Researchers collected 50 cans of food from pantries in 19 states and Ontario and analyzed them at a top food safety lab in San Francisco. BPA was found in 92 percent of the samples, according to a 24-page study called "No Silver Lining," which was released today by the National Workgroup for Safe Markets.
The top level of BPA was 1,140 parts per billion -- believed to be the highest level ever found in the U.S. It was detected in Del Monte French Style Green Beans from a pantry in Wisconsin, the report said.
Other high scorers included Walmart's Great Value Green Peas from a store in Kentucky, and Healthy Choice Old Fashioned Chicken Noodle Soup from a pantry in Montana, according to researchers from the coalition of more than 17 public and environmental health organizations.
"Our study details potential exposure to BPA from not just one can, but from meals prepared with canned food and drink that an ordinary person might consume over the course of a day," Mike Schade, a co-author of the study, told AOL News.
The investigator for the Center for Health, Environment & Justice added that the study showed that "real-life meals involving one or more cans of food can cause an individual to ingest levels of BPA that have been shown to cause health effects in laboratory animal studies."

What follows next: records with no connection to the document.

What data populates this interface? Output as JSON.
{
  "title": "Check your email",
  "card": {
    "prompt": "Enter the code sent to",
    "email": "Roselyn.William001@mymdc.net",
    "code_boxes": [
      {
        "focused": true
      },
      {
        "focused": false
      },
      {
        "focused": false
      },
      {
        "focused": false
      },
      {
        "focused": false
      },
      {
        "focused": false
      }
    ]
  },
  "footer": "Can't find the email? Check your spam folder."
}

The unopened cans of fruits, vegetables, beans, soups, tomato products, sodas and milk were sent to Anresco Laboratories to determine the concentrations of BPA in the food within the can. Only the food and not the packaging was tested.
The selection of canned food and drink represents a menu that an ordinary North American person might consume over the course of a day.
"It takes as little as one serving of canned foods to expose a person to levels of BPA that have been shown to cause harm in laboratory animals. This is especially troublesome if the person eating the canned foods is pregnant, because fetuses are especially vulnerable to BPA's effects," report co-author Bobbi Chase Wilding, organizing director of Clean New York, told AOL News.
Hundreds of studies -- by both government and academic researchers -- have shown that exposure of animals to low doses of BPA has been linked to cancer, abnormal behavior, diabetes and heart disease, infertility, developmental and reproductive harm, obesity and early puberty, a known risk factor for breast cancer. Also, BPA exposure is particularly of concern for pregnant women, babies and children.
The researchers warned that in addition to the risk of BPA in canned food, people are also exposed to the chemical composite in common products like polycarbonate water and baby bottles, 5-gallon water coolers, and printer inks, toners and thermal receipt paper (used by most gas stations and supermarkets) where BPA can rub off paper onto our hands and into our mouths.
What you pay for the food and where you buy it appears to have no impact on the presence of the contaminant. This study also shows that BPA levels in canned food cannot be predicted by the price of the product, the quality or relative nutrition value of the product, or where it was purchased.
In related action, Sen. Dianne Feinstein today repeated her demand for a ban on BPA in food and beverage containers. The California Democrat wants the ban included in the Food Safety Modernization Act, a bill moving through the Senate that looks at important external food contaminants like E. coli and salmonella, but not at packaging additives like BPA.